С другой стороны, Петр нарочно многие годы собирал на маневры в противостоящие войска давних антагонистов – «потешных» и выборных солдат в свою команду, а Стремянной и другие лучшие стрелецкие полки – в армию противника. По мнению кн. Б. А. Куракина, замысел разделить этих ратных людей таким образом со временем вполне удался: «И так чрез те екзерции положена была вражда между теми полками, а особливо между солдат и стрельцами, что не могли друг друга не ненавидеть и непрестанно между ними драки бывали на всех сходбищах». Вообще, всю ТБ Кожуховских маневров военачальники полагали «в добром порядке» воюющих частей, и нет ничего удивительного в ужасающем итоге многодневной «войны» «на коломенских лугах»:
«Во все время хотя доброй порядок был учинен, однакож с обеих сторон убито с 24 персоны пыжами и иными случаи, и ранены с пятьдесят».
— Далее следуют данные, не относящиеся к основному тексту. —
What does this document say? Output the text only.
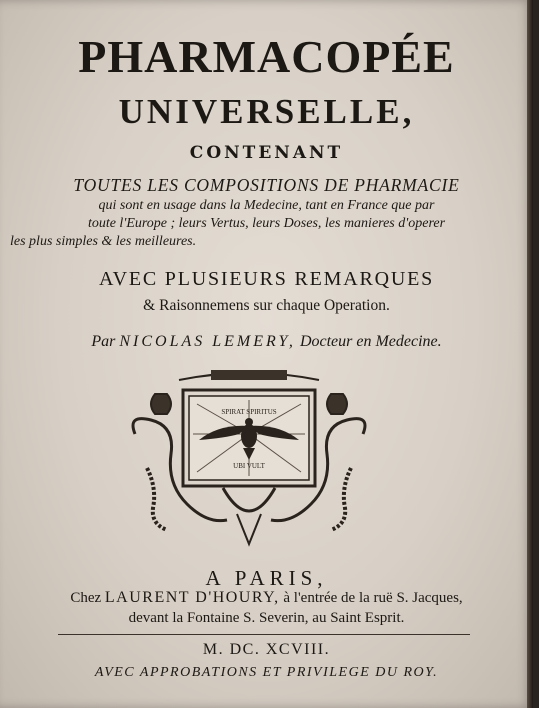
PHARMACOPÉE
UNIVERSELLE,
CONTENANT
TOUTES LES COMPOSITIONS DE PHARMACIE
qui sont en usage dans la Medecine, tant en France que par
toute l'Europe ; leurs Vertus, leurs Doses, les manieres d'operer
les plus simples & les meilleures.
AVEC PLUSIEURS REMARQUES
& Raisonnemens sur chaque Operation.
Par NICOLAS LEMERY, Docteur en Medecine.
SPIRAT SPIRITUS
UBI VULT
A PARIS,
Chez LAURENT D'HOURY, à l'entrée de la ruë S. Jacques,
devant la Fontaine S. Severin, au Saint Esprit.
M. DC. XCVIII.
AVEC APPROBATIONS ET PRIVILEGE DU ROY.
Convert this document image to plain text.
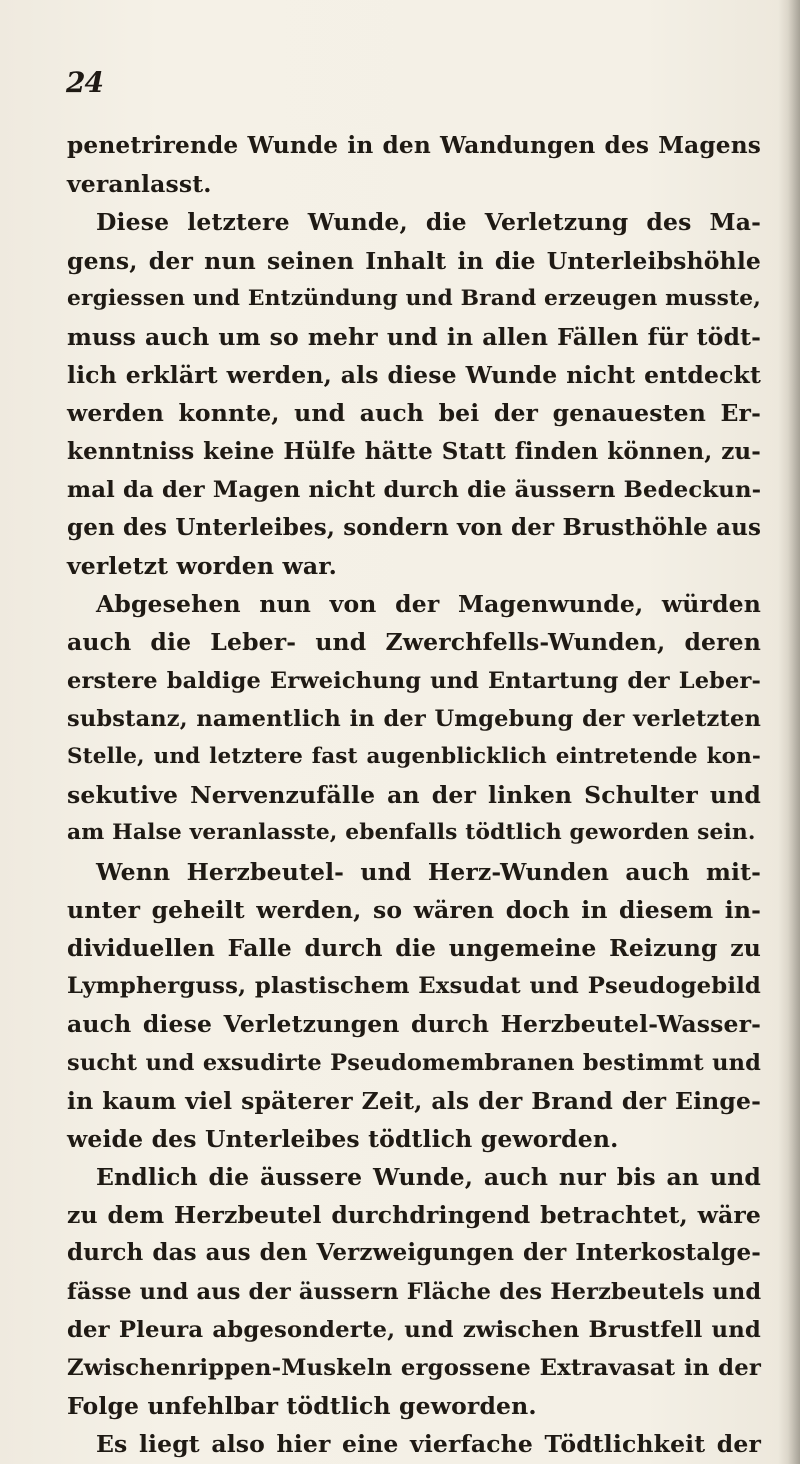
24
penetrirende Wunde in den Wandungen des Magens
veranlasst.
Diese letztere Wunde, die Verletzung des Ma-
gens, der nun seinen Inhalt in die Unterleibshöhle
ergiessen und Entzündung und Brand erzeugen musste,
muss auch um so mehr und in allen Fällen für tödt-
lich erklärt werden, als diese Wunde nicht entdeckt
werden konnte, und auch bei der genauesten Er-
kenntniss keine Hülfe hätte Statt finden können, zu-
mal da der Magen nicht durch die äussern Bedeckun-
gen des Unterleibes, sondern von der Brusthöhle aus
verletzt worden war.
Abgesehen nun von der Magenwunde, würden
auch die Leber- und Zwerchfells-Wunden, deren
erstere baldige Erweichung und Entartung der Leber-
substanz, namentlich in der Umgebung der verletzten
Stelle, und letztere fast augenblicklich eintretende kon-
sekutive Nervenzufälle an der linken Schulter und
am Halse veranlasste, ebenfalls tödtlich geworden sein.
Wenn Herzbeutel- und Herz-Wunden auch mit-
unter geheilt werden, so wären doch in diesem in-
dividuellen Falle durch die ungemeine Reizung zu
Lympherguss, plastischem Exsudat und Pseudogebild
auch diese Verletzungen durch Herzbeutel-Wasser-
sucht und exsudirte Pseudomembranen bestimmt und
in kaum viel späterer Zeit, als der Brand der Einge-
weide des Unterleibes tödtlich geworden.
Endlich die äussere Wunde, auch nur bis an und
zu dem Herzbeutel durchdringend betrachtet, wäre
durch das aus den Verzweigungen der Interkostalge-
fässe und aus der äussern Fläche des Herzbeutels und
der Pleura abgesonderte, und zwischen Brustfell und
Zwischenrippen-Muskeln ergossene Extravasat in der
Folge unfehlbar tödtlich geworden.
Es liegt also hier eine vierfache Tödtlichkeit der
Подробное исследование Кожуховских и им подобных «потех» царя Петра может быть полезно, пожалуй, как наиболее яркий пример пренебрежения всеми правилами ТБ, вызванными вовсе не отсутствием квалификации у рядовых и начальных людей московского гарнизона, а культурно-нравственными качествами молодого самодержца и его ближайшего окружения.